Lanet Olsun
4 dk
Alp disiplininin süper yıldızı Marcel Hirscher, olimpiyat sezonunun başlangıcında bileğini kırdı. Buna rağmen, Dünya Kupası’nı kaçırmadı ve yarışçı ruhu da hâlâ yerli yerinde...
Son altı dünya kupası sezonunun genel klasman lideri Hirscher, altı dünya şampiyonluğu da olmasına rağmen henüz olimpiyat zaferi elde edemedi. Avusturyalı, olimpiyat öncesi Socrates'e konuştu.
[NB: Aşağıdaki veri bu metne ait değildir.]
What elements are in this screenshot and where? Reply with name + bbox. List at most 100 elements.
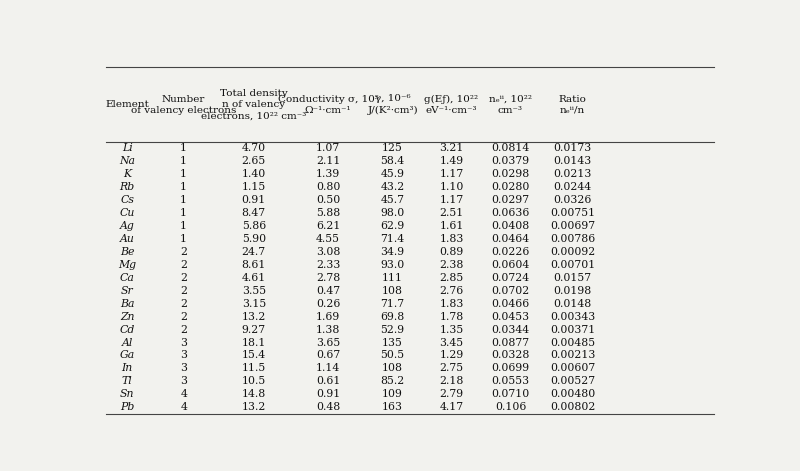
Text: 1: 1 (180, 195, 187, 205)
Text: 93.0: 93.0 (381, 260, 405, 270)
Text: 1.29: 1.29 (439, 350, 464, 360)
Text: 0.0297: 0.0297 (491, 195, 530, 205)
Text: 0.0344: 0.0344 (491, 325, 530, 334)
Text: 85.2: 85.2 (381, 376, 405, 386)
Text: 1.10: 1.10 (439, 182, 464, 192)
Text: γ, 10⁻⁶
J/(K²·cm³): γ, 10⁻⁶ J/(K²·cm³) (367, 95, 418, 115)
Text: 0.80: 0.80 (316, 182, 340, 192)
Text: 0.00697: 0.00697 (550, 221, 595, 231)
Text: 43.2: 43.2 (381, 182, 405, 192)
Text: Pb: Pb (120, 402, 134, 412)
Text: 0.0877: 0.0877 (491, 338, 530, 348)
Text: 52.9: 52.9 (381, 325, 405, 334)
Text: 1.83: 1.83 (439, 234, 464, 244)
Text: 1: 1 (180, 234, 187, 244)
Text: 2: 2 (180, 299, 187, 309)
Text: 0.0328: 0.0328 (491, 350, 530, 360)
Text: 109: 109 (382, 390, 403, 399)
Text: 0.0408: 0.0408 (491, 221, 530, 231)
Text: 1.07: 1.07 (316, 143, 340, 153)
Text: 3.65: 3.65 (316, 338, 340, 348)
Text: 0.26: 0.26 (316, 299, 340, 309)
Text: 108: 108 (382, 286, 403, 296)
Text: 0.00786: 0.00786 (550, 234, 595, 244)
Text: 2: 2 (180, 273, 187, 283)
Text: Cs: Cs (120, 195, 134, 205)
Text: Sr: Sr (121, 286, 134, 296)
Text: 1.14: 1.14 (316, 364, 340, 374)
Text: 2: 2 (180, 247, 187, 257)
Text: 9.27: 9.27 (242, 325, 266, 334)
Text: 0.0724: 0.0724 (491, 273, 530, 283)
Text: 5.88: 5.88 (316, 208, 340, 218)
Text: 2.78: 2.78 (316, 273, 340, 283)
Text: 0.0379: 0.0379 (491, 156, 530, 166)
Text: Ca: Ca (120, 273, 134, 283)
Text: 0.0143: 0.0143 (554, 156, 591, 166)
Text: 0.00701: 0.00701 (550, 260, 595, 270)
Text: 2: 2 (180, 260, 187, 270)
Text: 0.00092: 0.00092 (550, 247, 595, 257)
Text: 2.79: 2.79 (439, 390, 464, 399)
Text: 11.5: 11.5 (242, 364, 266, 374)
Text: 62.9: 62.9 (381, 221, 405, 231)
Text: 13.2: 13.2 (242, 402, 266, 412)
Text: 1.39: 1.39 (316, 169, 340, 179)
Text: 108: 108 (382, 364, 403, 374)
Text: 0.0326: 0.0326 (554, 195, 592, 205)
Text: Sn: Sn (120, 390, 134, 399)
Text: Ratio
nₑⁱⁱ/n: Ratio nₑⁱⁱ/n (558, 95, 586, 114)
Text: 135: 135 (382, 338, 403, 348)
Text: 0.00213: 0.00213 (550, 350, 595, 360)
Text: 1.17: 1.17 (439, 169, 464, 179)
Text: 2: 2 (180, 286, 187, 296)
Text: Rb: Rb (120, 182, 135, 192)
Text: 3: 3 (180, 350, 187, 360)
Text: 2.11: 2.11 (316, 156, 340, 166)
Text: 24.7: 24.7 (242, 247, 266, 257)
Text: 1.17: 1.17 (439, 195, 464, 205)
Text: 71.4: 71.4 (381, 234, 405, 244)
Text: 0.0702: 0.0702 (491, 286, 530, 296)
Text: Al: Al (122, 338, 133, 348)
Text: 1.15: 1.15 (242, 182, 266, 192)
Text: 4.55: 4.55 (316, 234, 340, 244)
Text: 4.70: 4.70 (242, 143, 266, 153)
Text: 8.47: 8.47 (242, 208, 266, 218)
Text: 1.38: 1.38 (316, 325, 340, 334)
Text: 0.0298: 0.0298 (491, 169, 530, 179)
Text: 111: 111 (382, 273, 403, 283)
Text: 5.86: 5.86 (242, 221, 266, 231)
Text: 0.0814: 0.0814 (491, 143, 530, 153)
Text: 45.9: 45.9 (381, 169, 405, 179)
Text: 0.00343: 0.00343 (550, 312, 595, 322)
Text: Conductivity σ, 10⁵
Ω⁻¹·cm⁻¹: Conductivity σ, 10⁵ Ω⁻¹·cm⁻¹ (278, 95, 378, 114)
Text: 3: 3 (180, 338, 187, 348)
Text: 6.21: 6.21 (316, 221, 340, 231)
Text: Cu: Cu (119, 208, 135, 218)
Text: 10.5: 10.5 (242, 376, 266, 386)
Text: 1.69: 1.69 (316, 312, 340, 322)
Text: 0.0636: 0.0636 (491, 208, 530, 218)
Text: 0.48: 0.48 (316, 402, 340, 412)
Text: 3: 3 (180, 376, 187, 386)
Text: 4.61: 4.61 (242, 273, 266, 283)
Text: 2.33: 2.33 (316, 260, 340, 270)
Text: 4.17: 4.17 (439, 402, 464, 412)
Text: g(Eƒ), 10²²
eV⁻¹·cm⁻³: g(Eƒ), 10²² eV⁻¹·cm⁻³ (425, 95, 478, 114)
Text: 0.0466: 0.0466 (491, 299, 530, 309)
Text: 1.35: 1.35 (439, 325, 464, 334)
Text: nₑⁱⁱ, 10²²
cm⁻³: nₑⁱⁱ, 10²² cm⁻³ (489, 95, 532, 114)
Text: 0.00751: 0.00751 (550, 208, 595, 218)
Text: 3: 3 (180, 364, 187, 374)
Text: 2.75: 2.75 (439, 364, 464, 374)
Text: 3.08: 3.08 (316, 247, 340, 257)
Text: 0.0699: 0.0699 (491, 364, 530, 374)
Text: Ga: Ga (120, 350, 135, 360)
Text: 2: 2 (180, 312, 187, 322)
Text: 69.8: 69.8 (381, 312, 405, 322)
Text: 0.0464: 0.0464 (491, 234, 530, 244)
Text: 2.38: 2.38 (439, 260, 464, 270)
Text: 1.40: 1.40 (242, 169, 266, 179)
Text: 1: 1 (180, 221, 187, 231)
Sakatlanmadan geçirdiğiniz uzun bir zamanın ardından, olimpiyat sezonunun hemen başında bileğinizi kırdınız. Olimpiyat madalyasının kariyerinizdeki tek eksik olduğu bir gerçekken mental anlamda nasıl bir süreç geçirdiniz?
Aklımdan geçen ilk cümle, “Lanet olsun!” idi... Ama bunun sebebi olimpiyatla alakalı değil. Her sporcu nasılsa ben de öyleydim ve sakatlık yaşamak istemiyordum, bu çok bariz. Bu yüzden mutsuzdum. Ancak biraz da şanslı sayılırdım, zira ameliyat gerektirecek bir kırık değildi. Bu sayede, kas güçlendirme antrenmanlarıma devam edebildim ve gücümü kaybetmedim. Bir mola gibi oldu. Belki de buna ihtiyacım vardı. Mental açıdan da gayet iyi durumdayım.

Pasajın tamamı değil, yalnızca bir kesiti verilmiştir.